I've been spending a lot of time in the garden lately, partly as therapy, partly in effort to tame my beds that have become horribly overgrown after being neglected last summer. As I was deadheading my peonies -- the staple of the garden, if it weren't for them, it would all be a real mess! -- I noticed a number of buds in various stages of bloom that never fully flowered. Some of them were tight, hard balls that had barely developed at all and others were almost completely formed and on the brink of blooming but for some reason stopped just short of opening. Looking at them made me think of a correlation between these buds and various stages of pregnancy loss. The small, barely visible buds being early miscarriages; pregnancies that nature decided would never have a chance at ripening. The more fully formed buds were then later losses, stillbirths. Babies that almost made it all the way to birth, but were thwarted at the last moment by some unknown force. In the case of the peonies, it may have been that they were angled such that they lacked that last bit of sunlight that would have brought them into bloom, or that their stem was imperceptibly damaged so that they couldn't get enough water. Or maybe it was nothing specific, maybe there was no reason at all why they stayed partially enclosed in their green sockets while adjacent buds burst forth with healthy, fragrant blooms.

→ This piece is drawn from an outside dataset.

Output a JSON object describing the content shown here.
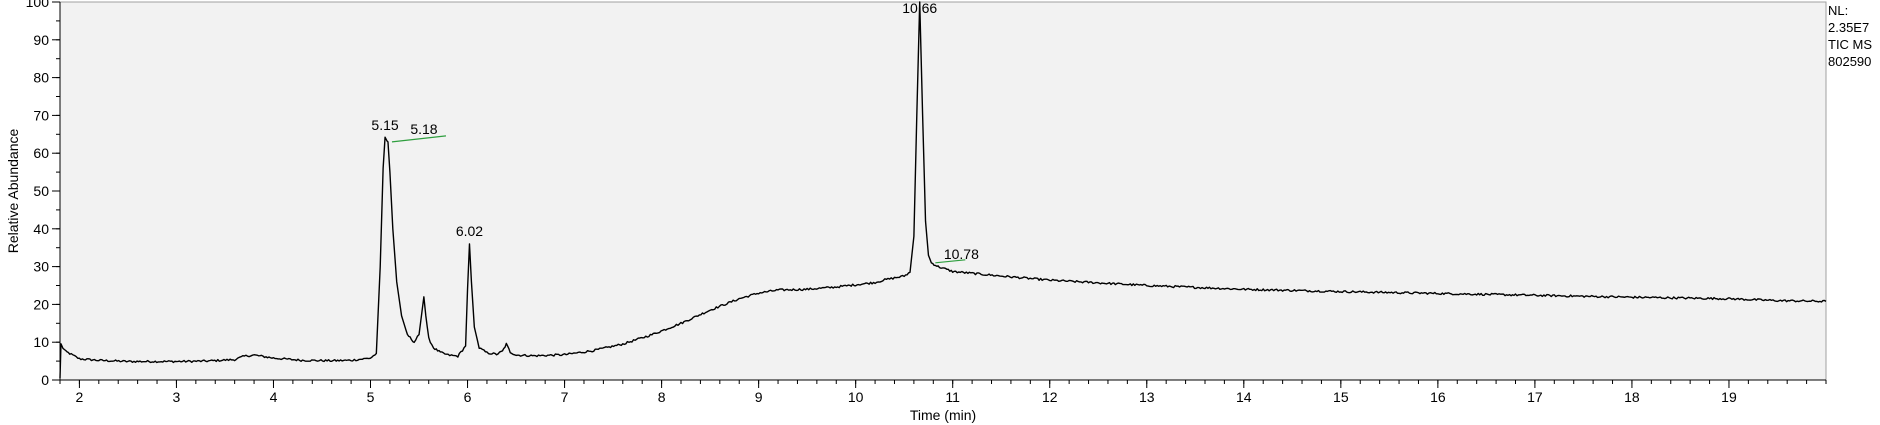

It was somewhat comforting to think about how indiscriminate Nature was -- taking these flowers just as it had taken my daughter. I had so often blamed myself for my daughter's death, either concretely by damaging her health in some way or more obliquely by not being worthy of bringing her alive into the world. This guilt plagued me at a very conscious level in the weeks and months following the loss, and has slowly subsumed into a vague malevolent cloud that surrounds every thought I have about my daughter and her death. So seeing these stunted buds has helped me to start to let go of these negative and damaging feelings. I am slowly cultivating some hope that I will have a healthy baby someday, that I am not doomed and that it wasn't my fault that my daughter didn't survive. I know it will take some time to dispel these thoughts that have plagued me for over a year now, but it feels good to finally see a glimmer of hope.
:: posted by Ann Howell, 7:40 PM

2 Comments:

Wow. Just wow.
My irises did the same thing, some bloomed outright while others died mid-bloom. I blamed it on one oddly hot weekend. But maybe there was some other reason.
God, the blaming, will it ever go away? It kind of slithers away, slowly. Reappearing in certain moments of weakness and then slithering away again.
I'm glad you're seeing hope on the horizon.
Blogger zarqa, at 7/06/2005 7:07 PM  
Ann, that was beautiful. As mad as I get at the universe for not honoring my plans, I do see how mother nature decides what gets to bloom, and when.